On retrouve en priorité :
👉 des aides à la rénovation énergétique pour réduire les consommations et améliorer le confort thermique
👉 des aides à la lutte contre l’habitat indigne ou très dégradé
👉 des aides à l’adaptation du logement pour la perte d’autonomie
👉 des aides à la remise sur le marché de logements vacants
Autre caractéristique importante : une bonne partie des dispositifs normands s’appuie sur des opérations programmées type OPAH, avec une forte présence de l’Eure et de ses intercommunalités. On est donc sur des aides très territoriales, souvent pensées pour répondre à des problématiques locales de mal-logement, de précarité énergétique ou de vacance dans l’ancien.
Exemple concret
Dans un secteur comme Évreux Portes de Normandie ou Seine Normandie Agglomération, un propriétaire peut trouver des aides pour améliorer la performance thermique d’un logement, traiter un bien dégradé ou remettre en location un logement vacant.

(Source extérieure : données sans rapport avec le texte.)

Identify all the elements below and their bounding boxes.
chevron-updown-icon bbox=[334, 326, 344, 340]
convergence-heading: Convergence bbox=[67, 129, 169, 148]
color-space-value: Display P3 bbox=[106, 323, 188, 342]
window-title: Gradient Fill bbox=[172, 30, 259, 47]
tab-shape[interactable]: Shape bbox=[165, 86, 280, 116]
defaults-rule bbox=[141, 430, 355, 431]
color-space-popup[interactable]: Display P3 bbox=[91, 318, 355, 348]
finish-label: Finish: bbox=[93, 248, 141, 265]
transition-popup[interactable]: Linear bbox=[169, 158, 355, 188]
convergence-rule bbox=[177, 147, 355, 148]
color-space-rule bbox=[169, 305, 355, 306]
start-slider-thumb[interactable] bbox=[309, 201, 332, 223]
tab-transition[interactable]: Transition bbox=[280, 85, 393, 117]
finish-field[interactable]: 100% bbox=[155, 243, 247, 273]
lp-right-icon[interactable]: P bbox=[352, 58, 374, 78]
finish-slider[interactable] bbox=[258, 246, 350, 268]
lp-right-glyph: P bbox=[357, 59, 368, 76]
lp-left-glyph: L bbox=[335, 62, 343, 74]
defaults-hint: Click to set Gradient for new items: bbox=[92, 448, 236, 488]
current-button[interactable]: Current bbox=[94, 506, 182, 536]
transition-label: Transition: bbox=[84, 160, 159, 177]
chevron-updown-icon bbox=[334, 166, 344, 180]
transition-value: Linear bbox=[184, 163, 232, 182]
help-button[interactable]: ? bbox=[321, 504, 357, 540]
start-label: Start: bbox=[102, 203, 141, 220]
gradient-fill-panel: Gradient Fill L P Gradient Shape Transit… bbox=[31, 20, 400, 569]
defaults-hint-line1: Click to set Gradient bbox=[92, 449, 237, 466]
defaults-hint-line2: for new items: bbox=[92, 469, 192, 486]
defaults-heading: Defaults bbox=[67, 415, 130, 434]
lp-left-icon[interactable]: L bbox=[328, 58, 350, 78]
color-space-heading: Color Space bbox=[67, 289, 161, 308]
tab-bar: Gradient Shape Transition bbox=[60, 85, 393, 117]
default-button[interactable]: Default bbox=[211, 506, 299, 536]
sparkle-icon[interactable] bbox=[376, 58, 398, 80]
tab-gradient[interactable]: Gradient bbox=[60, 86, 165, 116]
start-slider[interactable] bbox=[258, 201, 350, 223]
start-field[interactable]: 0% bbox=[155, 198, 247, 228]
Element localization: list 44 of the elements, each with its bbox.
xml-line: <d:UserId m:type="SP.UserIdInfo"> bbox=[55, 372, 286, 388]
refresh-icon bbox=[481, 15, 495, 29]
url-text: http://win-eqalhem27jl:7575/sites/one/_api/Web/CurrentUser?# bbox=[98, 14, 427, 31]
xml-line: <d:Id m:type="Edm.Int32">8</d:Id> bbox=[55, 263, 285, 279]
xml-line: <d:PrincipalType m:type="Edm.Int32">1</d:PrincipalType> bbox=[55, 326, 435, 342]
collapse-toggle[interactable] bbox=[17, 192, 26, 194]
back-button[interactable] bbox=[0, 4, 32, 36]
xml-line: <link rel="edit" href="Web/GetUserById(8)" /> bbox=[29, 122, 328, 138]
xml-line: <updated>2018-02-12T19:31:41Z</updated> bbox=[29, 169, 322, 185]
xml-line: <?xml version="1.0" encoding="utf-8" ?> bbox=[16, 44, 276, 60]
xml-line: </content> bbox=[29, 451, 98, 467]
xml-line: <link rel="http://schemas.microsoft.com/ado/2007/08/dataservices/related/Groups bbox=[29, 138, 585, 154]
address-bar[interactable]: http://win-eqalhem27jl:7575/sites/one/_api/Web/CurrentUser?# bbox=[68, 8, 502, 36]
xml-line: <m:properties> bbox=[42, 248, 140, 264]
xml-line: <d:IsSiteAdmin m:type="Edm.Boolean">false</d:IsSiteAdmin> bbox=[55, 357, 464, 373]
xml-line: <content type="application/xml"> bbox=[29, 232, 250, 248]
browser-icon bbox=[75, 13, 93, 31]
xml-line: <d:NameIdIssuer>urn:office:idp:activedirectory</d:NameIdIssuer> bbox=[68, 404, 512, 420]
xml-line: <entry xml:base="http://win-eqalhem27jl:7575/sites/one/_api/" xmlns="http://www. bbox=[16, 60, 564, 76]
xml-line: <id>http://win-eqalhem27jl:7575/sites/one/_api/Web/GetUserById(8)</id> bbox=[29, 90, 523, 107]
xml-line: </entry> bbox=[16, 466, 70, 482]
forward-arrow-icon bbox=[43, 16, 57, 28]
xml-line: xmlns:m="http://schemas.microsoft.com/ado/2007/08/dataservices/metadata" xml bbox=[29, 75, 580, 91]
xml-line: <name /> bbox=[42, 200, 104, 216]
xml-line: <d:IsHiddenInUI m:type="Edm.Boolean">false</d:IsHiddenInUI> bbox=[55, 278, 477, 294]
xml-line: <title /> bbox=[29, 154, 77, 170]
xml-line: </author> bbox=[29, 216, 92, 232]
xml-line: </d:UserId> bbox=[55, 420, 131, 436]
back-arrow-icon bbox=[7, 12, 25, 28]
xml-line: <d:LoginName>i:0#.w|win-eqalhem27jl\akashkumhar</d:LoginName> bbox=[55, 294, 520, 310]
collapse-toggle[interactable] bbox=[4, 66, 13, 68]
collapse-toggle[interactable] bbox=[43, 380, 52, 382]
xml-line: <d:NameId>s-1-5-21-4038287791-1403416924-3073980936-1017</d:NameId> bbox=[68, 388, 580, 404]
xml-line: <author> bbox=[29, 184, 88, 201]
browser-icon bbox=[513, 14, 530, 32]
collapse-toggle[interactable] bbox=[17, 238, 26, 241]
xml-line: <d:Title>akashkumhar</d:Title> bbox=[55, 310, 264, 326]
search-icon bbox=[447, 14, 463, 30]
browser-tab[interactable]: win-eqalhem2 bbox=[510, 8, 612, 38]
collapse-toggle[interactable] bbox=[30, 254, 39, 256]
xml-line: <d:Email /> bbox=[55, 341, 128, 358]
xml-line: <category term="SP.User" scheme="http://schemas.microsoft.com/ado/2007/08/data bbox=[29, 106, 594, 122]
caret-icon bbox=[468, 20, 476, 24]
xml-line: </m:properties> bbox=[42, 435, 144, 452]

Dans d’autres territoires, comme Lyons Andelle ou Bernay Terres de Normandie, les dispositifs mêlent aussi économies d’énergie et lutte contre l’habitat indigne. Cela montre bien une réalité normande : les aides ne visent pas seulement à faire baisser les factures, mais aussi à remettre à niveau un parc de logements anciens parfois fragilisé.
Le point à retenir
En Normandie, les aides locales sont moins nombreuses, mais elles répondent à des besoins très concrets. Elles peuvent être utiles si votre projet touche à la rénovation thermique, à l’autonomie, à un logement dégradé ou à un bien vacant.
Le bon réflexe reste de vérifier ce que propose précisément votre intercommunalité, car ce sont souvent les dispositifs locaux qui font la différence sur le reste à charge final.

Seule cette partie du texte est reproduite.